Sunday, June 25, 2017

Bitcoin run could be short lived: AMD, NVIDIA

Advanced Micro Devices Inc.(AMD) and NVIDIA Corp. (NVDA) shares have been surging as investors bet demand for its graphic chip cards used to mine for cryptocurrency will continue unabated.



But while the likes of Bitcoin? and other digital currencies have been seeing huge gains in their prices, prompting scores of people to get into mining the coins, which requires computers with high-end graphics processors, some are warning the party could soon be over, which will pressure shares of both semiconductor companies. The computer-created coins people mine can either be held or sold for a profit.

Miners vs. Gamers
According to a report in MarketWatch, the highly speculative cryptocurrency market has resulted in both companies' graphic cards being hard to come by. When they are available, they often sell for much higher than the manufacturer's suggested retail price. That demand has even prompted Pacific Crest Securities bear to turn bullish and upgrade its rating on NVIDIA to sector weight from underweight. “Meetings with desktop graphics card manufacturers indicated a sharp reversal in sales trends expected for the seasonally weaker 2Q, with surging demand from cryptocurrency miners in China and Eastern Europe," analyst Michael McConnell wrote in a research note to clients. "The sharp increase in demand from cryptocurrency miners has rapidly depleted excess channel inventory carried into the quarter."
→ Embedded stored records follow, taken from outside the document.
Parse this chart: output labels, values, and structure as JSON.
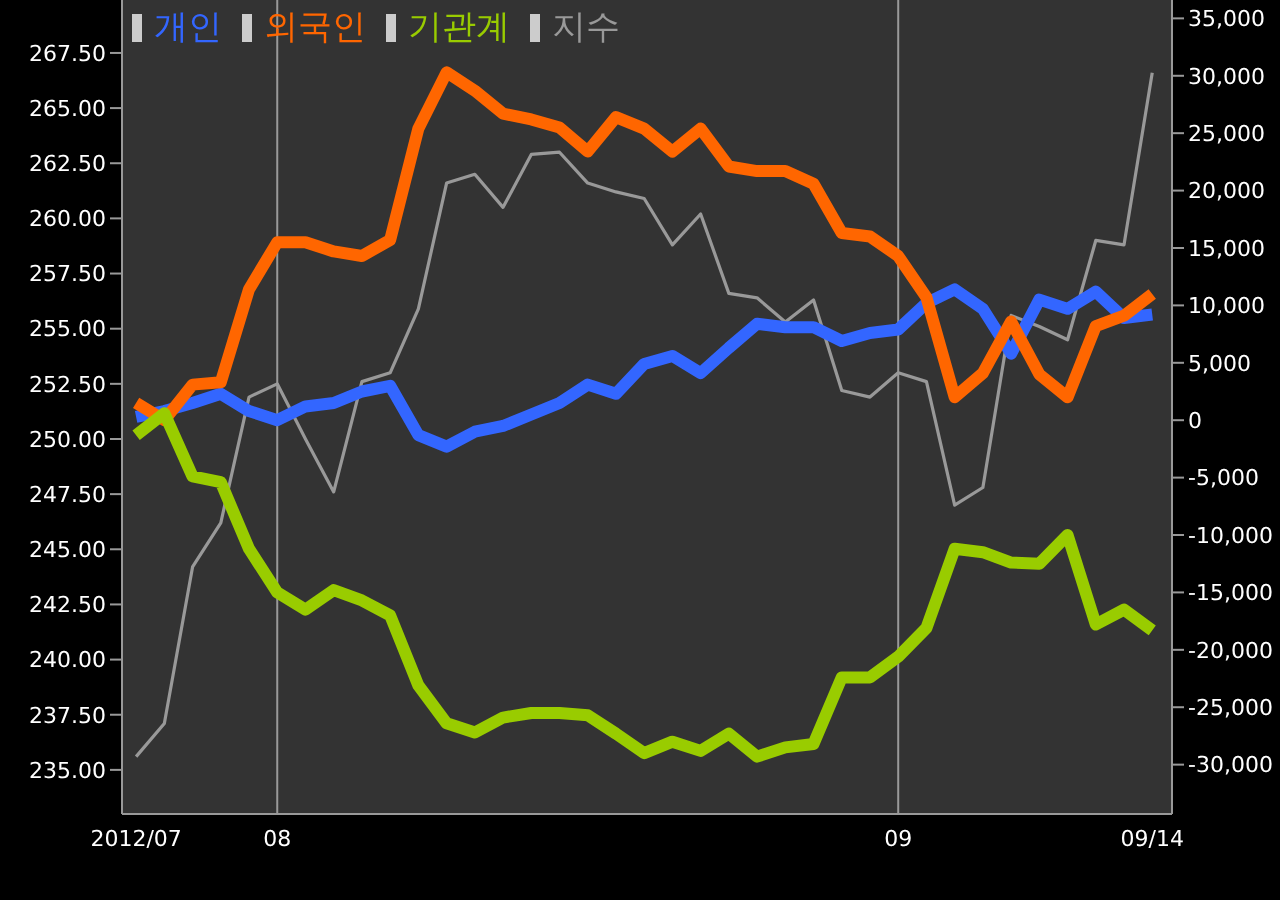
{
  "chart_data": {
    "type": "line",
    "categories": [
      "2012/07",
      null,
      null,
      null,
      null,
      "08",
      null,
      null,
      null,
      null,
      null,
      null,
      null,
      null,
      null,
      null,
      null,
      null,
      null,
      null,
      null,
      null,
      null,
      null,
      null,
      null,
      null,
      "09",
      null,
      null,
      null,
      null,
      null,
      null,
      null,
      null,
      "09/14"
    ],
    "series": [
      {
        "name": "개인",
        "color": "#3366ff",
        "axis": "y2",
        "values": [
          300,
          800,
          1500,
          2300,
          800,
          0,
          1200,
          1500,
          2500,
          3000,
          -1300,
          -2300,
          -1000,
          -500,
          500,
          1500,
          3100,
          2300,
          4900,
          5600,
          4100,
          6300,
          8400,
          8100,
          8100,
          6900,
          7600,
          7900,
          10200,
          11400,
          9700,
          5800,
          10500,
          9700,
          11200,
          8900,
          9200
        ]
      },
      {
        "name": "외국인",
        "color": "#ff6600",
        "axis": "y2",
        "values": [
          1500,
          0,
          3100,
          3300,
          11400,
          15500,
          15500,
          14700,
          14300,
          15700,
          25400,
          30300,
          28700,
          26700,
          26200,
          25500,
          23400,
          26400,
          25400,
          23400,
          25400,
          22100,
          21700,
          21700,
          20600,
          16300,
          16000,
          14300,
          10700,
          2000,
          4100,
          8600,
          4000,
          2000,
          8200,
          9100,
          11000
        ]
      },
      {
        "name": "기관계",
        "color": "#99cc00",
        "axis": "y2",
        "values": [
          -1300,
          600,
          -4900,
          -5400,
          -11200,
          -15000,
          -16500,
          -14800,
          -15700,
          -17000,
          -23100,
          -26400,
          -27200,
          -25900,
          -25500,
          -25500,
          -25700,
          -27300,
          -29000,
          -28000,
          -28800,
          -27300,
          -29300,
          -28500,
          -28200,
          -22400,
          -22400,
          -20600,
          -18100,
          -11200,
          -11500,
          -12400,
          -12500,
          -10000,
          -17800,
          -16500,
          -18300
        ]
      },
      {
        "name": "지수",
        "color": "#999999",
        "axis": "y",
        "values": [
          235.6,
          237.1,
          244.2,
          246.2,
          251.9,
          252.5,
          250.0,
          247.6,
          252.6,
          253.0,
          255.9,
          261.6,
          262.0,
          260.5,
          262.9,
          263.0,
          261.6,
          261.2,
          260.9,
          258.8,
          260.2,
          256.6,
          256.4,
          255.3,
          256.3,
          252.2,
          251.9,
          253.0,
          252.6,
          247.0,
          247.8,
          255.6,
          255.1,
          254.5,
          259.0,
          258.8,
          266.6
        ]
      }
    ],
    "ylim": [
      233,
      269.9
    ],
    "yticks": [
      {
        "value": 235,
        "label": "235.00"
      },
      {
        "value": 237.5,
        "label": "237.50"
      },
      {
        "value": 240,
        "label": "240.00"
      },
      {
        "value": 242.5,
        "label": "242.50"
      },
      {
        "value": 245,
        "label": "245.00"
      },
      {
        "value": 247.5,
        "label": "247.50"
      },
      {
        "value": 250,
        "label": "250.00"
      },
      {
        "value": 252.5,
        "label": "252.50"
      },
      {
        "value": 255,
        "label": "255.00"
      },
      {
        "value": 257.5,
        "label": "257.50"
      },
      {
        "value": 260,
        "label": "260.00"
      },
      {
        "value": 262.5,
        "label": "262.50"
      },
      {
        "value": 265,
        "label": "265.00"
      },
      {
        "value": 267.5,
        "label": "267.50"
      }
    ],
    "y2lim": [
      -34300,
      36600
    ],
    "y2ticks": [
      {
        "value": -30000,
        "label": "-30,000"
      },
      {
        "value": -25000,
        "label": "-25,000"
      },
      {
        "value": -20000,
        "label": "-20,000"
      },
      {
        "value": -15000,
        "label": "-15,000"
      },
      {
        "value": -10000,
        "label": "-10,000"
      },
      {
        "value": -5000,
        "label": "-5,000"
      },
      0,
      {
        "value": 5000,
        "label": "5,000"
      },
      {
        "value": 10000,
        "label": "10,000"
      },
      {
        "value": 15000,
        "label": "15,000"
      },
      {
        "value": 20000,
        "label": "20,000"
      },
      {
        "value": 25000,
        "label": "25,000"
      },
      {
        "value": 30000,
        "label": "30,000"
      },
      {
        "value": 35000,
        "label": "35,000"
      }
    ],
    "ref_lines": [
      {
        "axis": "x",
        "value": "08",
        "color": "#999999"
      },
      {
        "axis": "x",
        "value": "09",
        "color": "#999999"
      }
    ],
    "legend": "top left",
    "marker": "none",
    "line_style": "solid"
  }
}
But that wild demand also presents a lot of risk given that its only being driven by a speculative market. According to Marketwatch, there are just as many people who are unhappy with the cryptocurrency frenzy as there are who are making a profit from it That’s particularly true of PC gamers who have long been loyal customers to the chip companies. That segment of the market is getting increasingly frustrated when looking for graphic cards from AMD and NVIDIA to purchase. They are not only angry but are shifting their focus elsewhere, which could pressure sales in the future. What’s more, once the cryptocurrency bubble pops or people stop making huge profits, it could result in less demand for their cards, leaving them with excess inventory. Their components could eventually find their way to resale markets, reducing their value significantly. If it happens while the two are in the midst of launching new graphic cards, it could hurt sales as the slightly older hardware is selling for a bargain price, noted Marketwatch.